La escuela es la garantía de que acaben surgiendo relaciones sociales y tejiéndose redes de comunidad

Cuando en los pueblos se cierra la escuela, se oficializa el proceso de desaparición de ese pueblo. Por eso quienes viven en pueblos pequeños pelean hasta la extenuación para mantener abiertas sus aulas, aún sabiendo que eso puede suponer algunas desventajas para sus hijos o hijas.

En las ciudades no es exactamente así. En las ciudades hay muchas escuelas. Y eso siempre es bueno. En cualquier barrio, una escuela da vida: puede ser motor de dinamización si en torno a ella se tejen propuestas culturales o sociales; puede justificar la peatonalización de muchas calles si se crean caminos escolares seguros.

Pero en Granada parece que desde la Delegación de Educación consideran que nos sobran aulas y se están suprimiendo algunas. Y es verdad que hay menos demanda, pero los números no siempre hablan por sí solos. En la zona escolar en la que se encuentra el CEIP Sierra Elvira existen 13 unidades de 3 años. De esas 13, solo cinco son públicas. Y la Delegación, antes de cerrar el proceso de escolarización (antes de saber cuál es la demanda de plazas en cada centro escolar) ha comunicado a ese colegio el cierre de una de sus tres unidades para 3 años. Y eso quiere decir que el curso próximo no habrá de 4 años, luego de 5…en nueve cursos 225 plazas.

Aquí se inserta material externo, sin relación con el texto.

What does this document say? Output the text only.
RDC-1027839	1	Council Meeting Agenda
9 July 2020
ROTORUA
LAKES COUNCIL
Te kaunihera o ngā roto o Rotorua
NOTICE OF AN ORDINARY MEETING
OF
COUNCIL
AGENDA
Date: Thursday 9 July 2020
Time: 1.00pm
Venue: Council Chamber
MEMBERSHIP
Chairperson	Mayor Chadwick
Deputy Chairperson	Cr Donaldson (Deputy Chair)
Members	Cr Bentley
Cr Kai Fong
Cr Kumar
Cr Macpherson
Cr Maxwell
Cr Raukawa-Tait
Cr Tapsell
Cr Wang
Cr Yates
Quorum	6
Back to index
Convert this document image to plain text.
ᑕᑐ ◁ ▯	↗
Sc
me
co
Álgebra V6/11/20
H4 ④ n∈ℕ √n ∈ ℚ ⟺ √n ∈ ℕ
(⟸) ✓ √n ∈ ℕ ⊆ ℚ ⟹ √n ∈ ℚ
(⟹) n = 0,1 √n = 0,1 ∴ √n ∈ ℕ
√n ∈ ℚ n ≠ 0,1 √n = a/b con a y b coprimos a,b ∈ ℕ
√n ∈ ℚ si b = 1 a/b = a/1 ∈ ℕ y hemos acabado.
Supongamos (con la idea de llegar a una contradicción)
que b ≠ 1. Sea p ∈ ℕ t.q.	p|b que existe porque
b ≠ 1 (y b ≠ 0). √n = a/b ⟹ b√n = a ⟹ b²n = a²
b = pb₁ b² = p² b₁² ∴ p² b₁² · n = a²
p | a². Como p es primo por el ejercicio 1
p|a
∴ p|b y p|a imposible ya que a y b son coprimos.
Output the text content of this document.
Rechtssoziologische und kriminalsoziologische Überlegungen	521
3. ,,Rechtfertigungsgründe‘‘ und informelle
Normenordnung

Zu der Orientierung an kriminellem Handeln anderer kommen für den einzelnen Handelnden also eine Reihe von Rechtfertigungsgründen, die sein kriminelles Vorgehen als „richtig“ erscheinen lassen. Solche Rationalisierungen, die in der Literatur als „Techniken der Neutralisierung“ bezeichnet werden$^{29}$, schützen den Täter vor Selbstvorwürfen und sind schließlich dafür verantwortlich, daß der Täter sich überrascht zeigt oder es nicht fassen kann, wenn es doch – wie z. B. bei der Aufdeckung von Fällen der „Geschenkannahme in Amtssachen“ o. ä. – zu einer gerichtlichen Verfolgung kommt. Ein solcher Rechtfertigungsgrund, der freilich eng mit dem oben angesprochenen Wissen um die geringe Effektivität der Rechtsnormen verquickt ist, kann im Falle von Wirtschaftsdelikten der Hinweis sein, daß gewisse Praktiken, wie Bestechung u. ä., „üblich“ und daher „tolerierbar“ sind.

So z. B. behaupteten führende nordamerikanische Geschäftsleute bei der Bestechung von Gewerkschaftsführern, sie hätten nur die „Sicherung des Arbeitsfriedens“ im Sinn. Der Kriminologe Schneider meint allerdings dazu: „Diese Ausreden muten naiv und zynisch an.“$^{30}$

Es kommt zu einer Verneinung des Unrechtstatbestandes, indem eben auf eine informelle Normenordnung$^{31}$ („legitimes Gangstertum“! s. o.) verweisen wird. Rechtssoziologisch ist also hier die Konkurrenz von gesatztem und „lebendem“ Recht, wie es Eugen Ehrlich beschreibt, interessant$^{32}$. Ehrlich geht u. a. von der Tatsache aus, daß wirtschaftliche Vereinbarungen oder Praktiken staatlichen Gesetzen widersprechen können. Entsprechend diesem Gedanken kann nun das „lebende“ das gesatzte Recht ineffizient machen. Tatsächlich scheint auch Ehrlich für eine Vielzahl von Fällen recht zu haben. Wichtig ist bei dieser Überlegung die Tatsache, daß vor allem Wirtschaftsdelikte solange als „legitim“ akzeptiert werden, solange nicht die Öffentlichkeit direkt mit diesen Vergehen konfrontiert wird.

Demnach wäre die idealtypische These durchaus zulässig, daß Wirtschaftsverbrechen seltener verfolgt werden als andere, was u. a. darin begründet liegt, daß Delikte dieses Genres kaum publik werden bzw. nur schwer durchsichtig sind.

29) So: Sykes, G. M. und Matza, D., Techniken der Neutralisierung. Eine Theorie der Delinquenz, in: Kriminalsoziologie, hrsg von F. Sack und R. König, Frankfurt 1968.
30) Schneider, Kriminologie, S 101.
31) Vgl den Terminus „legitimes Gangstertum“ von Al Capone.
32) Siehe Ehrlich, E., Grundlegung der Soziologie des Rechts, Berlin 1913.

Y no es solo en ese centro: los barrios de Granada también están sufriendo el tijeretazo. Se está perdiendo una magnífica ocasión para atender una vieja demanda para mejorar la educación: reducir la ratio. Ese viejo sueño, más actual que nunca, porque sería también una medida adecuada para reducir el riesgo de contagios.

Y me adelanto a algunas críticas: son las familias las que demandan…o no. Si la administración educativa quiere realmente defender la escuela pública ha de tomar medidas que la conviertan en una verdadera alternativa a otras ofertas. Con recursos económicos, lo primero. Con bajada de ratio sería un buen segundo paso. Al fin y al cabo, la escuela pública es la que garantiza la igualdad de oportunidades para toda la población y la que, de verdad, cohesiona los territorios. La presencia de una escuela, en un pueblo, en un barrio, es la garantía de que en ese conjunto de calles, edificios y personas, acaben surgiendo relaciones sociales y tejiéndose redes de comunidad.

Si se cierra una escuela, aunque sea aula a aula , estamos aceptando que no necesitamos luchar por un mundo más igualitario o más sostenible. Y no deberíamos.